Cependant elle éprouvait un malaise physique qui n’était pas la courbature que donne le chagrin.
Sa pensée s’acheva dans un cri d’horreur. Dressée d’un bond, les yeux hagards, les bras étendus, elle voulut faire un pas, se sentit fléchir, et retomba lourdement sur sa chaise longue.
Foudroyante et dévorante, tangible et totale, comme un serpent jaillit d’un buisson d’épines et ne se laisse apercevoir, tant l’attaque est prompte, que déjà roulé sur sa proie, la certitude venait de surgir en elle qu’elle s’était abusée jusqu’à présent, que le fond vu de son malheur n’était qu’une surface par rapport au fond réel qu’elle touchait enfin, que Georges s’apprêtait à lui ravir Claude, que Lola, vindicative, l’y encourageait, qu’ils le tenaient séquestré par précaution et qu’ils l’emmèneraient avec eux le matin suivant.
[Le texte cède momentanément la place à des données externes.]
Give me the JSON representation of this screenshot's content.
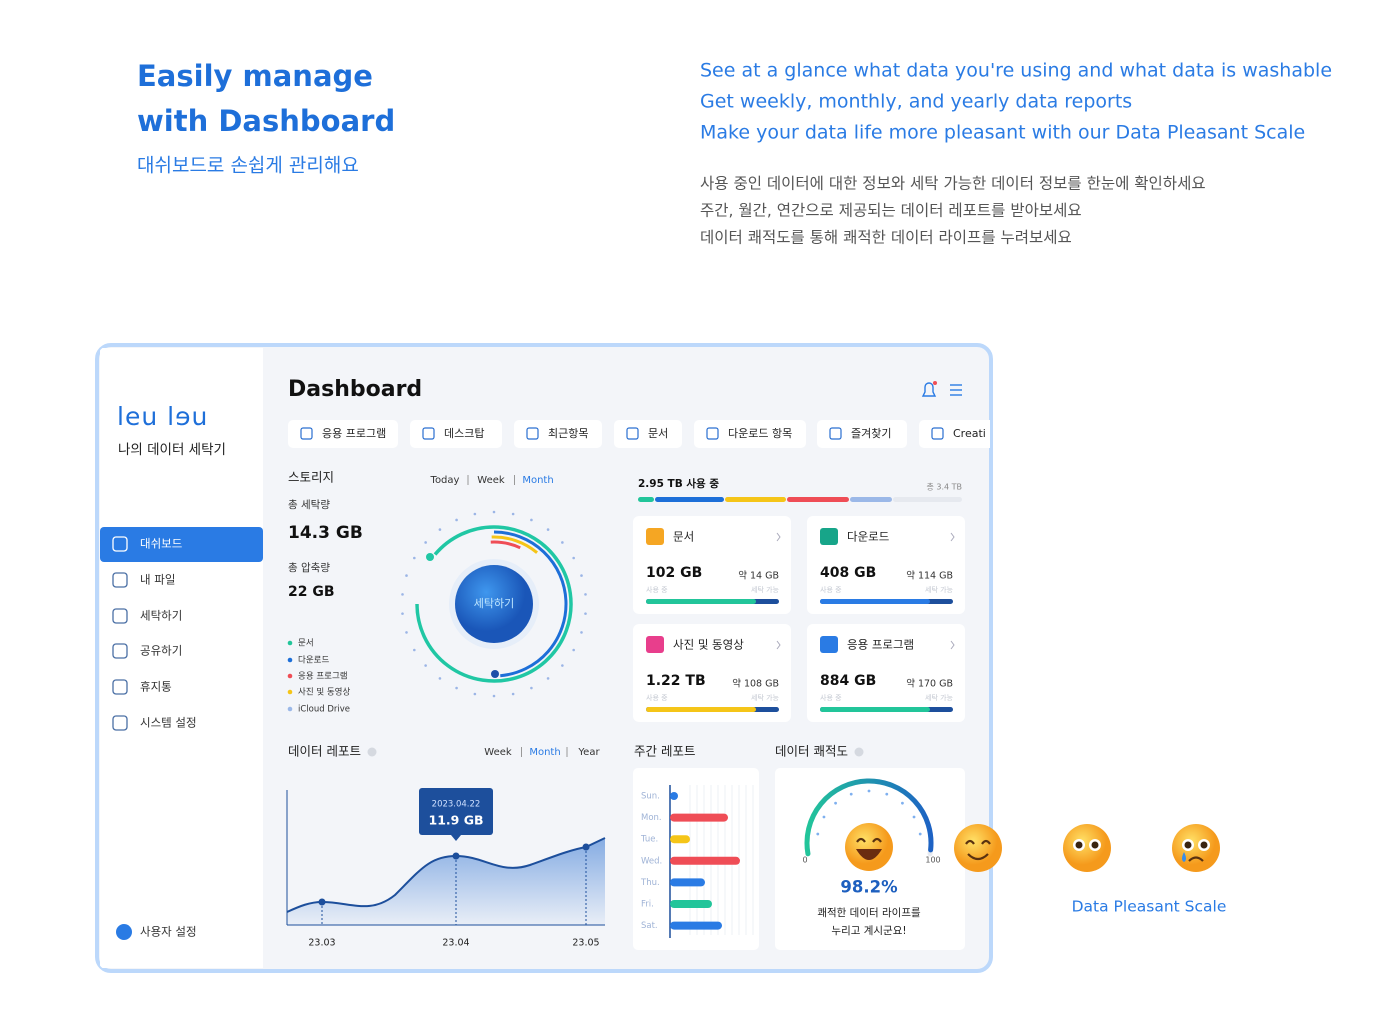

Jamais comme à cette heure, dans cette solitude, elle n’avait eu le sentiment de son impuissance. Et elle pensa, juste le temps de maudire la Cagne, au secours qu’elle aurait trouvé dans une ville. Ici, toute tentative courait à l’échec. Occuper l’escalier, barrer la porte, se jeter sous la voiture quand elle partirait, autant de moyens propres à retarder, non à faire échouer l’entreprise. Celle-ci, pour elle, avait l’audace et surtout la force. Brusquement, son mari lui fit horreur : n’était-ce pas lui qui réduirait ses dernières défenses et permettrait à l’attentat de se consommer ?
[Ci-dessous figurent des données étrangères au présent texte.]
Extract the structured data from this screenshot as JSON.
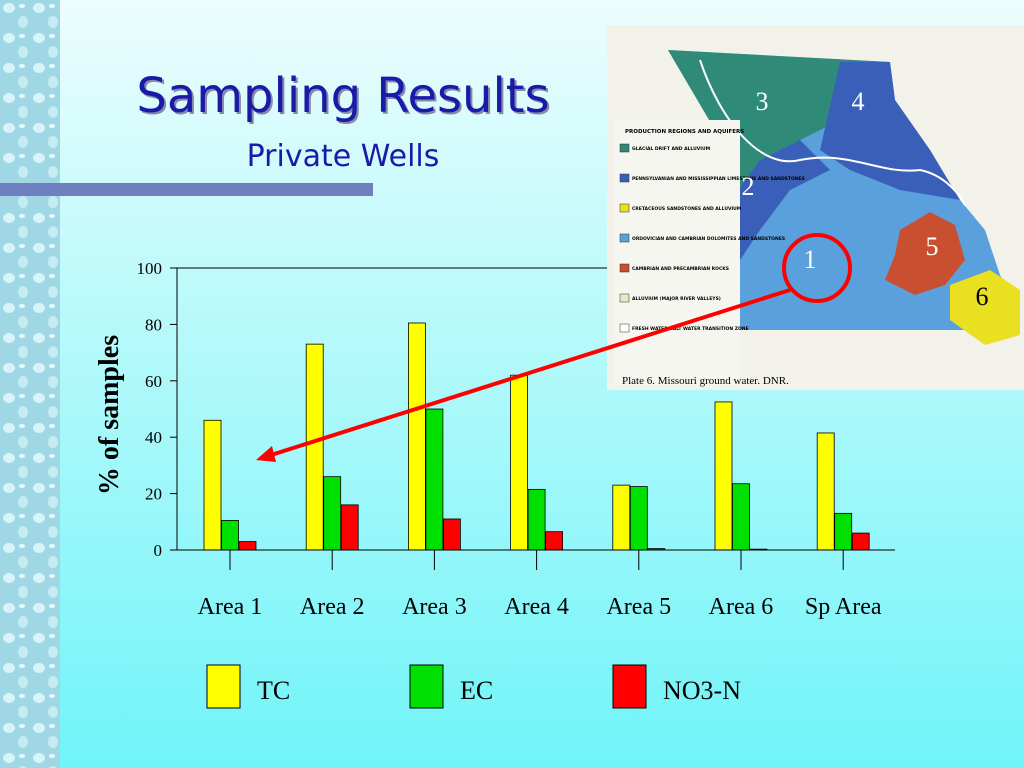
{
  "chart_data": {
    "type": "bar",
    "title": "Sampling Results",
    "subtitle": "Private Wells",
    "y_label": "% of samples",
    "categories": [
      "Area 1",
      "Area 2",
      "Area 3",
      "Area 4",
      "Area 5",
      "Area 6",
      "Sp Area"
    ],
    "series": [
      {
        "name": "TC",
        "color": "#ffff00",
        "values": [
          46,
          73,
          80.5,
          62,
          23,
          52.5,
          41.5
        ]
      },
      {
        "name": "EC",
        "color": "#00e000",
        "values": [
          10.5,
          26,
          50,
          21.5,
          22.5,
          23.5,
          13
        ]
      },
      {
        "name": "NO3-N",
        "color": "#ff0000",
        "values": [
          3,
          16,
          11,
          6.5,
          0.5,
          0.3,
          6
        ]
      }
    ],
    "ylim": [
      0,
      100
    ],
    "yticks": [
      0,
      20,
      40,
      60,
      80,
      100
    ],
    "grid": false
  },
  "map": {
    "legend_title": "PRODUCTION REGIONS AND AQUIFERS",
    "legend_items": [
      {
        "label": "GLACIAL DRIFT AND ALLUVIUM",
        "color": "#2f8a78"
      },
      {
        "label": "PENNSYLVANIAN AND MISSISSIPPIAN LIMESTONE AND SANDSTONES",
        "color": "#3a5fb8"
      },
      {
        "label": "CRETACEOUS SANDSTONES AND ALLUVIUM",
        "color": "#e8e020"
      },
      {
        "label": "ORDOVICIAN AND CAMBRIAN DOLOMITES AND SANDSTONES",
        "color": "#5aa0dc"
      },
      {
        "label": "CAMBRIAN AND PRECAMBRIAN ROCKS",
        "color": "#c85030"
      },
      {
        "label": "ALLUVIUM (MAJOR RIVER VALLEYS)",
        "color": "#e8e8c8"
      },
      {
        "label": "FRESH WATER-SALT WATER TRANSITION ZONE",
        "color": "#ffffff"
      }
    ],
    "region_labels": [
      "3",
      "4",
      "2",
      "1",
      "5",
      "6"
    ],
    "caption": "Plate 6. Missouri ground water. DNR."
  }
}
Denise le vit dressé contre elle, lui tordant les mains, l’écrasant du genou contre une muraille, opposant aux vains efforts de son désespoir son brillant visage impassible. Elle se représenta son âme à nu comme un fumier pestilentiel où grouillaient des larves. Derrière ce personnage présumé conduit, longtemps l’objet, malgré ses fautes, de tant d’indulgence, et qu’elle venait d’apercevoir sous les traits d’un monstre, même celui de Lola disparaissait : sa grimace était marquée de moins d’infamie.
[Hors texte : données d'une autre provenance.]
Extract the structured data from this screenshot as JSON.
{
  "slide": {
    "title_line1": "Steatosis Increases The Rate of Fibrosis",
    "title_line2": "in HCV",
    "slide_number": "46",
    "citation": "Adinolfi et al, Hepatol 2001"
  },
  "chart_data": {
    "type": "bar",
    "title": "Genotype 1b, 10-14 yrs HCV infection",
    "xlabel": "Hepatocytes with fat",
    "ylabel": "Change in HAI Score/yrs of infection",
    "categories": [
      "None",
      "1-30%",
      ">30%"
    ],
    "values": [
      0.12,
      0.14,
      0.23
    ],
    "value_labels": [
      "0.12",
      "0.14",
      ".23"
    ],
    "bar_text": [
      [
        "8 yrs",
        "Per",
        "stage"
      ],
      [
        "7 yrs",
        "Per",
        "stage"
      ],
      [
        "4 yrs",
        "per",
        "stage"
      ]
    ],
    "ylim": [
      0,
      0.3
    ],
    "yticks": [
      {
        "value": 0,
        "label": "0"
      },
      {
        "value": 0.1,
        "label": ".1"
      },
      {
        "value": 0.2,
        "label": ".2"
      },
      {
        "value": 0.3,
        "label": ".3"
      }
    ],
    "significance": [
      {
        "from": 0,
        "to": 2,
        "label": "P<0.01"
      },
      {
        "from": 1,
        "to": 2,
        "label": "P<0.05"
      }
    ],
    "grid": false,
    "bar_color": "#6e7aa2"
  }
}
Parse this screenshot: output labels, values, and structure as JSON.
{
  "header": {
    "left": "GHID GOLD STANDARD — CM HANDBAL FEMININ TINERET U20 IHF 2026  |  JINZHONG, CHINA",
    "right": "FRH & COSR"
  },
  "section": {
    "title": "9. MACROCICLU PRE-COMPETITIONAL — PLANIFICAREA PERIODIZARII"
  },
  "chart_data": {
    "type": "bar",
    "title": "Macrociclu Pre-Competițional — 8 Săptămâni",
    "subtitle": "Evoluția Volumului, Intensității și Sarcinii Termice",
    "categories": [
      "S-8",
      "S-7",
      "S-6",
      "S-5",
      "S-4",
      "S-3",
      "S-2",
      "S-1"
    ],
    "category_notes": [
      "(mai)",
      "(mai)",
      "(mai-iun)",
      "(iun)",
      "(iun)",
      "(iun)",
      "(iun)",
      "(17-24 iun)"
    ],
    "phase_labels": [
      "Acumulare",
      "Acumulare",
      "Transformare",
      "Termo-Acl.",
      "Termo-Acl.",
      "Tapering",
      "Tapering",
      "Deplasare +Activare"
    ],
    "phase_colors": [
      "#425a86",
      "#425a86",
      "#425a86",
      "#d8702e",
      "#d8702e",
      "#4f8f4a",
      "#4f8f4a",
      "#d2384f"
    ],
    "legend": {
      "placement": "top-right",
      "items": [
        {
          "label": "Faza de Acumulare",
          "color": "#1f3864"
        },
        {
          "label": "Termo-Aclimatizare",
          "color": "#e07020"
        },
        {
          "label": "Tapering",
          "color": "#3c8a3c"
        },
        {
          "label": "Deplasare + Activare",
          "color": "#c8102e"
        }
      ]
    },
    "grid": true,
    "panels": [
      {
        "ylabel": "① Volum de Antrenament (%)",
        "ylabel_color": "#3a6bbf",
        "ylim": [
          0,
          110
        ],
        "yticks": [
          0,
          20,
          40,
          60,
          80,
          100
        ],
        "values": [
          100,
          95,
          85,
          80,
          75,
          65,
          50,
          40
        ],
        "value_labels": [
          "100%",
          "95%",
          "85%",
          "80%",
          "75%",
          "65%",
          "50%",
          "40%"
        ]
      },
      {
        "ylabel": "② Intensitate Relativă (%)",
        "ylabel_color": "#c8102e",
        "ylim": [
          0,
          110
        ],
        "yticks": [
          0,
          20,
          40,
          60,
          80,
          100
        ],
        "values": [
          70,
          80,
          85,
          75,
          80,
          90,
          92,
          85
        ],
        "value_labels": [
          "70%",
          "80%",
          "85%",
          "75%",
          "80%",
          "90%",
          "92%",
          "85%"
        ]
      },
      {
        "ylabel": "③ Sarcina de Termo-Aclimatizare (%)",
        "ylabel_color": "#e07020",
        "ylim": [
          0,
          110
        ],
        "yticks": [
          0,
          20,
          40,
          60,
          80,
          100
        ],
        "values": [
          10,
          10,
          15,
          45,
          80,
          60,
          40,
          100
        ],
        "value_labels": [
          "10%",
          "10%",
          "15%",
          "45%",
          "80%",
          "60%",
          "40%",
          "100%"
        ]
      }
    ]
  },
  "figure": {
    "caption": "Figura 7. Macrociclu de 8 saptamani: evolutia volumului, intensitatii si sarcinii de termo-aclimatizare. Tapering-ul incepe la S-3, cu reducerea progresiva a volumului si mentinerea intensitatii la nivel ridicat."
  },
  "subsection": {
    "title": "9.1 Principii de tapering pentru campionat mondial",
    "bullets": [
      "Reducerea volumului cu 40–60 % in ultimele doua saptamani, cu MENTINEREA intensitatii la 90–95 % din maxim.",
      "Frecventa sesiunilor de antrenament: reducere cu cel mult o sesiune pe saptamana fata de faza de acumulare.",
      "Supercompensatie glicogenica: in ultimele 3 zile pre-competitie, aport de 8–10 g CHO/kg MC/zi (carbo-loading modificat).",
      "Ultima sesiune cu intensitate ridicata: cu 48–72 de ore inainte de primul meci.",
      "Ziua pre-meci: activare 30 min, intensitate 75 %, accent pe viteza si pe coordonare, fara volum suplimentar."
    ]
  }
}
Il ne reprit toute sa valeur qu’un instant après, lorsque, distraite et détournée du souci d’elle-même, sa pensée s’arrêta sur le sort de Claude. Et sa fureur, alors, devint si grande que toute sa personne en trembla. Une femme peut condamner, détester un homme, sa passion est incomplète, elle ne hait qu’une femme. Car ce n’est que de son sexe, au fond méprisé, que lui paraît pouvoir jaillir dans sa plénitude une ignominie sans excuse. Denise en fit l’épreuve par son propre état, par l’espèce de cauchemar qui s’empara d’elle et la précision du désir qu’elle sentit monter. Un décor se forma, qu’elle ignorait. C’était celui d’un salon bleu donnant sur un parc, décoré de miroirs et de tableaux, où sa rivale se prélassait dans des robes de prix. Le regard de l’impudente se fixait sur Claude qu’on apercevait dans un coin. Une cruelle colère y flambait. L’enfant pâlissait, terrorisé. Et Denise, folle de douleur, voyait clair en lui : comme des oiseaux d’un arbre où l’on jette une pierre, le souvenir et le regret d’une enfance heureuse s’enfuyaient de ses réflexions à tire-d’aile, tandis qu’il s’abattait, proférant un cri, sous le coup sifflant d’une cravache.
Brusquement elle se leva, ouvrit un tiroir, y remua des écrins d’une main fiévreuse, en retira le pistolet à crosse noire et plate qu’elle avait reçu de son père.
La voici dans le corridor. Elle marche vite. Ses doigts, pourtant, suivent la muraille pour guider son pas. Au fond de l’ombre, à gauche, assez loin d’elle, un rai de lumière souligne une porte. C’est vers cette clarté qu’elle se dirige.
Avant d’ouvrir, elle se tapit contre le chambranle ; retenant sa respiration, elle écoute.